DENSITY-FUNCTIONAL CALCULATIONS OF EXCITATION-ENERGIES AND OSCILLATOR-STRENGTHS FOR C1S-]PI-ASTERISK AND O1S-]PI-ASTERISK EXCITATIONS AND IONIZATION-POTENTIALS IN CARBONYL-CONTAINING MOLECULES

Theoretical calculations of C1s --> pi* and O1s --> pi* excitation energies and oscillator strengths together with C1s and O1s ionization potentials in various carbonyl containing molecules have been performed. We employed the DF-LCAO method, with a DZP-STO basis set. Excitation and ionization energies are calculated by the transition state approach, and are more properly discussed as shifts with respect to CO. Comparison of the present results with accurate ab initio and experimental data available for free CO demonstrates the validity of such an approach.

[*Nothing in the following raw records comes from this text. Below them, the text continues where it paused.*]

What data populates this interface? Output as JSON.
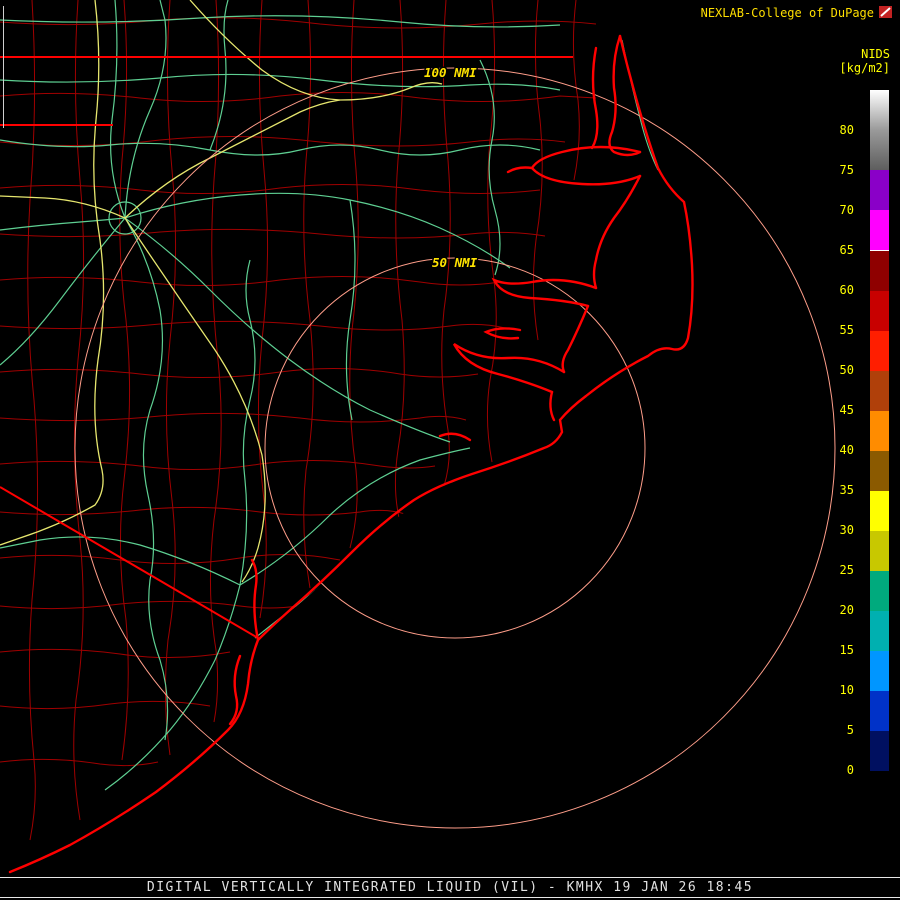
{
  "header": {
    "brand": "NEXLAB-College of DuPage",
    "product_label": "NIDS",
    "unit_label": "[kg/m2]"
  },
  "rings": {
    "inner_label": "50 NMI",
    "outer_label": "100 NMI"
  },
  "colorbar": {
    "unit": "kg/m2",
    "segments": [
      {
        "label": "80",
        "color": "#ffffff",
        "color2": "#9a9a9a"
      },
      {
        "label": "75",
        "color": "#9a9a9a",
        "color2": "#5e5e5e"
      },
      {
        "label": "70",
        "color": "#8a00c8"
      },
      {
        "label": "65",
        "color": "#ff00ff"
      },
      {
        "label": "60",
        "color": "#8f0000",
        "divider": true
      },
      {
        "label": "55",
        "color": "#c80000"
      },
      {
        "label": "50",
        "color": "#ff1e00"
      },
      {
        "label": "45",
        "color": "#b0400a"
      },
      {
        "label": "40",
        "color": "#ff8c00"
      },
      {
        "label": "35",
        "color": "#8b5a00"
      },
      {
        "label": "30",
        "color": "#ffff00"
      },
      {
        "label": "25",
        "color": "#c8c800"
      },
      {
        "label": "20",
        "color": "#00aa7d"
      },
      {
        "label": "15",
        "color": "#00b0b0"
      },
      {
        "label": "10",
        "color": "#0096ff"
      },
      {
        "label": "5",
        "color": "#0032c8"
      },
      {
        "label": "0",
        "color": "#001060"
      },
      {
        "label": "",
        "color": "#000000",
        "height": 20
      }
    ]
  },
  "footer": {
    "text": "DIGITAL VERTICALLY INTEGRATED LIQUID (VIL) - KMHX 19 JAN 26 18:45"
  },
  "colors": {
    "background": "#000000",
    "county_lines": "#a00000",
    "state_border": "#ff0000",
    "coastline": "#ff0000",
    "roads_primary": "#5ecf92",
    "roads_secondary": "#e6e66e",
    "range_rings": "#ff9e8a",
    "label_yellow": "#ffff00",
    "footer_text": "#e2e2e2"
  }
}
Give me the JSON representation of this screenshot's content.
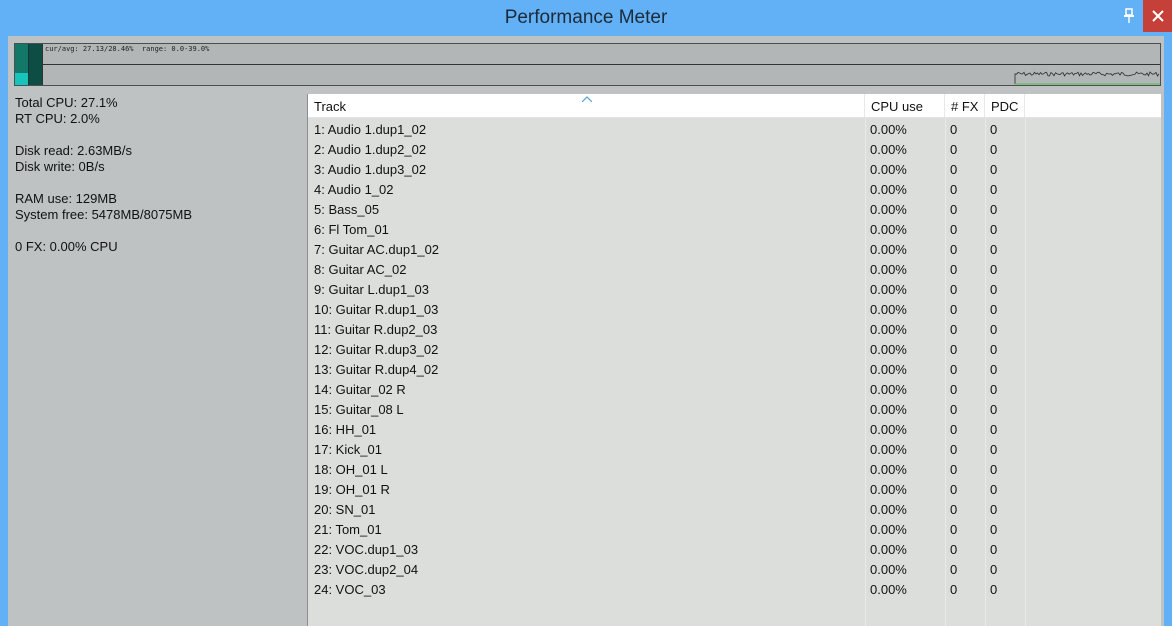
{
  "window": {
    "title": "Performance Meter"
  },
  "graph": {
    "label": "cur/avg: 27.13/28.46%  range: 0.0-39.0%"
  },
  "stats": {
    "total_cpu": "Total CPU: 27.1%",
    "rt_cpu": "RT CPU: 2.0%",
    "disk_read": "Disk read: 2.63MB/s",
    "disk_write": "Disk write: 0B/s",
    "ram_use": "RAM use: 129MB",
    "system_free": "System free: 5478MB/8075MB",
    "fx_cpu": "0 FX: 0.00% CPU"
  },
  "table": {
    "headers": {
      "track": "Track",
      "cpu": "CPU use",
      "fx": "# FX",
      "pdc": "PDC"
    },
    "rows": [
      {
        "track": "1: Audio 1.dup1_02",
        "cpu": "0.00%",
        "fx": "0",
        "pdc": "0"
      },
      {
        "track": "2: Audio 1.dup2_02",
        "cpu": "0.00%",
        "fx": "0",
        "pdc": "0"
      },
      {
        "track": "3: Audio 1.dup3_02",
        "cpu": "0.00%",
        "fx": "0",
        "pdc": "0"
      },
      {
        "track": "4: Audio 1_02",
        "cpu": "0.00%",
        "fx": "0",
        "pdc": "0"
      },
      {
        "track": "5: Bass_05",
        "cpu": "0.00%",
        "fx": "0",
        "pdc": "0"
      },
      {
        "track": "6: Fl Tom_01",
        "cpu": "0.00%",
        "fx": "0",
        "pdc": "0"
      },
      {
        "track": "7: Guitar AC.dup1_02",
        "cpu": "0.00%",
        "fx": "0",
        "pdc": "0"
      },
      {
        "track": "8: Guitar AC_02",
        "cpu": "0.00%",
        "fx": "0",
        "pdc": "0"
      },
      {
        "track": "9: Guitar L.dup1_03",
        "cpu": "0.00%",
        "fx": "0",
        "pdc": "0"
      },
      {
        "track": "10: Guitar R.dup1_03",
        "cpu": "0.00%",
        "fx": "0",
        "pdc": "0"
      },
      {
        "track": "11: Guitar R.dup2_03",
        "cpu": "0.00%",
        "fx": "0",
        "pdc": "0"
      },
      {
        "track": "12: Guitar R.dup3_02",
        "cpu": "0.00%",
        "fx": "0",
        "pdc": "0"
      },
      {
        "track": "13: Guitar R.dup4_02",
        "cpu": "0.00%",
        "fx": "0",
        "pdc": "0"
      },
      {
        "track": "14: Guitar_02 R",
        "cpu": "0.00%",
        "fx": "0",
        "pdc": "0"
      },
      {
        "track": "15: Guitar_08 L",
        "cpu": "0.00%",
        "fx": "0",
        "pdc": "0"
      },
      {
        "track": "16: HH_01",
        "cpu": "0.00%",
        "fx": "0",
        "pdc": "0"
      },
      {
        "track": "17: Kick_01",
        "cpu": "0.00%",
        "fx": "0",
        "pdc": "0"
      },
      {
        "track": "18: OH_01 L",
        "cpu": "0.00%",
        "fx": "0",
        "pdc": "0"
      },
      {
        "track": "19: OH_01 R",
        "cpu": "0.00%",
        "fx": "0",
        "pdc": "0"
      },
      {
        "track": "20: SN_01",
        "cpu": "0.00%",
        "fx": "0",
        "pdc": "0"
      },
      {
        "track": "21: Tom_01",
        "cpu": "0.00%",
        "fx": "0",
        "pdc": "0"
      },
      {
        "track": "22: VOC.dup1_03",
        "cpu": "0.00%",
        "fx": "0",
        "pdc": "0"
      },
      {
        "track": "23: VOC.dup2_04",
        "cpu": "0.00%",
        "fx": "0",
        "pdc": "0"
      },
      {
        "track": "24: VOC_03",
        "cpu": "0.00%",
        "fx": "0",
        "pdc": "0"
      }
    ]
  },
  "icons": {
    "pin": "pin-icon",
    "close": "close-icon",
    "sort": "sort-ascending-icon"
  },
  "colors": {
    "titlebar": "#62b0f5",
    "close": "#c6403a",
    "cpu_bar": "#16c4bb",
    "graph_trace": "#4ec24a"
  }
}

The other systems considered range from formylic fluorinated compounds (H2CO, HFCO and F2CO) to transition metal carbonyls (Cr(CO)(6), Mo(CO)(6), Fe(CO)(5), Mn(CO)(5)Br, Mn(CO)(5)H and Ni(CO)(4)) and model molecules (NiCO, PdCO and PtCO). Particular attention is devoted to quantitative considerations about backbonding and to the capability of the excitation intensity to map the pi* ground state orbitals. Comparison of the present theoretical results with experimental data demonstrates the high reliability of the method employed, which is able to correctly predict small effects (small energy shifts and differential relaxation). Some discrepancies in oscillator strengths are reasonably ascribed to experimental normalization errors.